A.C.A.: «Il pubblico è naturalmente il controcanto fondamentale, attore implicato. Penso soprattutto alla performance di Ivan Cheng, Oil Rig Elision (Tempesta d’amore), 2023, in cui i confini tra artista, operatori e visitatori si sono dissolti. I giardini e la terrazza della Villa sono diventate le scenografie per una soap opera corale, in cui i personaggi si intrecciavano con chi li osservava, generando scene continue e imprevedibili.

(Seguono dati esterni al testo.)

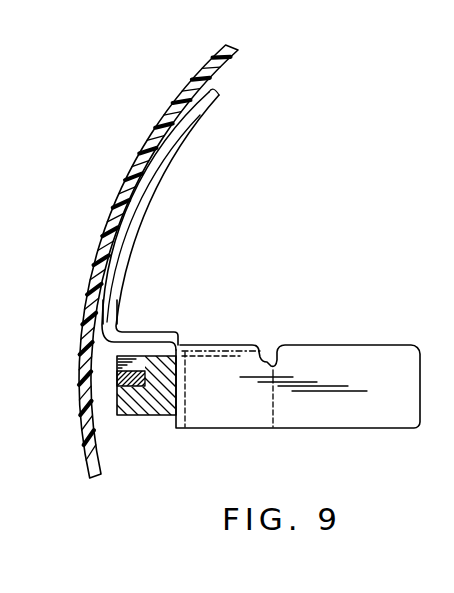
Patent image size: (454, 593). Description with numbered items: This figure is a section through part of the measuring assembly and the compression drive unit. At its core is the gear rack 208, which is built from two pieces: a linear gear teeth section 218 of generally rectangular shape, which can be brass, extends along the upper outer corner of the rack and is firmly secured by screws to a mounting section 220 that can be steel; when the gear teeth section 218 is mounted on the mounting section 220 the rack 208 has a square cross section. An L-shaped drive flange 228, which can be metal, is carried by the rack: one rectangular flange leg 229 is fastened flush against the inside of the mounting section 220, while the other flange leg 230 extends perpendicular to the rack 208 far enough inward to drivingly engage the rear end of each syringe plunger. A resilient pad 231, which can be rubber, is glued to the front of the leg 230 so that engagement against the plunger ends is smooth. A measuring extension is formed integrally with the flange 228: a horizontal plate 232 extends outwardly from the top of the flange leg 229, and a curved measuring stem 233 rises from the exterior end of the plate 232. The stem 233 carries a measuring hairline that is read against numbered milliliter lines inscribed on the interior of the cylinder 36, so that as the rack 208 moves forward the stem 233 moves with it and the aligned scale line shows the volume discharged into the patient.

The cylinder 36 is at (157, 140).
The gear rack 208 is at (112, 400).
The linear gear teeth section 218 is at (118, 381).
The mounting section 220 is at (152, 415).
The L-shaped drive flange 228 is at (254, 323).
The flange leg 229 is at (196, 405).
The flange leg 230 is at (247, 413).
The resilient pad 231 is at (288, 354).
The horizontal plate 232 is at (147, 333).
The curved measuring stem 233 is at (148, 198).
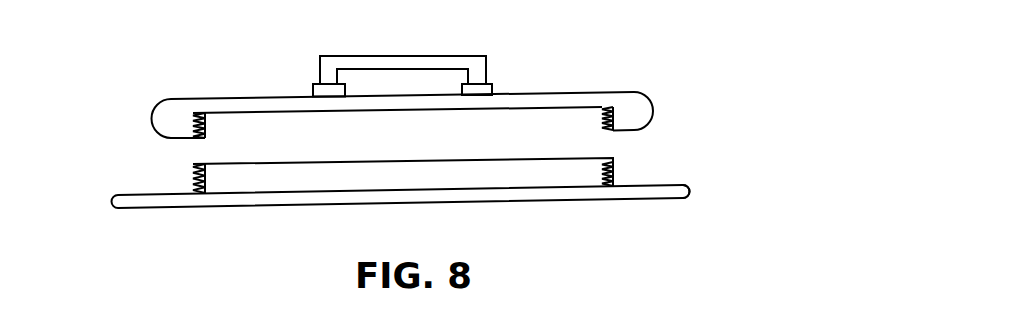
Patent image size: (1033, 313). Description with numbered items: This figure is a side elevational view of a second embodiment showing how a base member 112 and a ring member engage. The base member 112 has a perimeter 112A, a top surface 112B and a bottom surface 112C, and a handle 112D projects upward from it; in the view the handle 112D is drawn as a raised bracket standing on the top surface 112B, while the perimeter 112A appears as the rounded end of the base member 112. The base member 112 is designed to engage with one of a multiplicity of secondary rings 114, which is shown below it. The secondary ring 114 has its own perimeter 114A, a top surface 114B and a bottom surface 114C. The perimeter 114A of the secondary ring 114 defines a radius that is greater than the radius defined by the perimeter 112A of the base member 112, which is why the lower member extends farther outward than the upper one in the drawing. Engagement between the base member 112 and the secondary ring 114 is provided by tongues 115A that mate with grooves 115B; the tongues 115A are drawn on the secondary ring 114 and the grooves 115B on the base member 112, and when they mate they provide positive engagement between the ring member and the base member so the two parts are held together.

The base member 112 is at (143, 97).
The perimeter 112A is at (655, 112).
The top surface 112B is at (523, 92).
The bottom surface 112C is at (462, 108).
The handle 112D is at (415, 55).
The secondary ring 114 is at (143, 172).
The perimeter 114A is at (693, 190).
The top surface 114B is at (322, 163).
The bottom surface 114C is at (298, 205).
The tongues 115A is at (615, 170).
The grooves 115B is at (602, 125).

Oppure la performance Sosia di Jacopo Benassi nel 2022, in cui musica, fotografia e corpi in movimento hanno costruito un dispositivo che inglobava i visitatori».

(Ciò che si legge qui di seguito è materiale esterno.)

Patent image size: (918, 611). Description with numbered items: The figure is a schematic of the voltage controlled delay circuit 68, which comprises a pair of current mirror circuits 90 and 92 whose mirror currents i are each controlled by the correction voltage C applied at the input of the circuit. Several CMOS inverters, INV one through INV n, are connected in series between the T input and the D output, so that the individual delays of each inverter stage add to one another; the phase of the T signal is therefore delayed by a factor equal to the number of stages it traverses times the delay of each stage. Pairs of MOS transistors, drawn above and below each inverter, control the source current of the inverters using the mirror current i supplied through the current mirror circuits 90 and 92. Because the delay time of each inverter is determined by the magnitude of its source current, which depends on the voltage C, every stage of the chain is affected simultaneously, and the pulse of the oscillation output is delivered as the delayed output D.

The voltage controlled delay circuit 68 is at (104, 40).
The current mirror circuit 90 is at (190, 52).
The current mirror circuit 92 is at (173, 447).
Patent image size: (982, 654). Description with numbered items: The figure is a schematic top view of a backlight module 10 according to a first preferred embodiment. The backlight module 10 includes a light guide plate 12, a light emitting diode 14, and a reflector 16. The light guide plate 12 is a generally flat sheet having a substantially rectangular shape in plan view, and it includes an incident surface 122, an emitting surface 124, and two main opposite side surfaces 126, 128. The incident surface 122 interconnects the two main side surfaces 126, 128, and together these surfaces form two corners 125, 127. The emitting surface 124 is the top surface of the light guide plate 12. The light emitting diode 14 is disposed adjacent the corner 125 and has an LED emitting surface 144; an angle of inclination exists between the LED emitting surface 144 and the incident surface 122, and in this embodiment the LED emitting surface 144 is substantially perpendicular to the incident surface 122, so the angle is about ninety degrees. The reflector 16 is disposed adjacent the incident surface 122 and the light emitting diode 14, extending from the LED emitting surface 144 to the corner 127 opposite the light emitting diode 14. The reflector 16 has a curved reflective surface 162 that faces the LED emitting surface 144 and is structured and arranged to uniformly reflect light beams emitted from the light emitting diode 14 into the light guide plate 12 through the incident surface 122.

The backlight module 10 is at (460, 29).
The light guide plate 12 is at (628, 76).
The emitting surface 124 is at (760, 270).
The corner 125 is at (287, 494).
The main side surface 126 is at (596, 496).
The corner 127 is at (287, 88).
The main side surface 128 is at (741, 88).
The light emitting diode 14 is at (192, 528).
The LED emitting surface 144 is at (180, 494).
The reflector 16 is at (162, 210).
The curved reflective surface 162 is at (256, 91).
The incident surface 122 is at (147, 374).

Come pensate possa evolvere questa espansione/ibridazione?
C.M.: «L’Imperiale offre moltissime potenzialità per immaginare nuove traiettorie. Sin dalla prima edizione, attraverso la collaborazione con lo studio No Text Azienda ci siamo concentrati sugli aspetti meno “visibili” della Villa, seguendo anche una fascinazione tecnologica, che attraverso AI, fotogrammetrie, riprese di vario tipo, ha dato forma al racconto virtuale di ASD. Tra gli artisti recentemente coinvolti, Cyprien Gaillard ha ampliato la prospettiva alla città di Pesaro e alla costa adriatica, mettendo in evidenza il clash tra riviera club culture e il Rossini Opera Festival, tra i borghi dell’entroterra collinare e le spiagge del turismo intensivo, fino alle falesie del Monte San Bartolo, da cui affiorano reperti fossili in risonanza con la storia culturale e geologica dell’Imperiale. Le edizioni 2023 e 2024 sono state realizzate in collaborazione con altre realtà – come l’associazione culturale INCURVA – e istituzioni locali e nazionali, all’interno dell’esperienza di Pesaro Capitale Italiana della Cultura. Una rete che ci piacerebbe espandere, mantenendo sempre nell’Imperiale il fulcro concettuale di ASD.»
A.C.A.: «Rafforzare la rete di interlocutori provenienti da altri contesti alimenta esperienze, concetti e pratiche che si arricchiscono reciprocamente. Ancora una volta, questa sarebbe una direzione in linea con la storia del luogo, come quando nel Rinascimento si costituivano direttrici geografiche trasversali, grazie alle persone che animavano i programmi culturali dei vari centri. Ma quello che dice Cornelia è vero: paradossalmente potremmo spingerci fino all’infinitamente piccolo – e lo dico sorridendo – osservando i dettagli minimi, i materiali che cambiano con il tempo. Anche in queste micro-scale si aprono possibilità inedite».
Le oltre quattrocento pagine di Against Sun and Dust 2020–2024 rappresentano una prima tappa nella possibile costruzione di un archivio aperto. Vi si delinea una musealità espansa e dinamica, in cui la conservazione coincide con la pratica performativa e l’istituzione diventa dispositivo processuale. L’auspicio è che il modello possa rivelarsi replicabile e costruire paradigma innovativo per altri siti patrimoniali, così da consentire loro di superare i limiti locali e dialogare con istanze globali. Il bilancio è provvisorio, com’è giusto per un cantiere che misura il tempo camminando.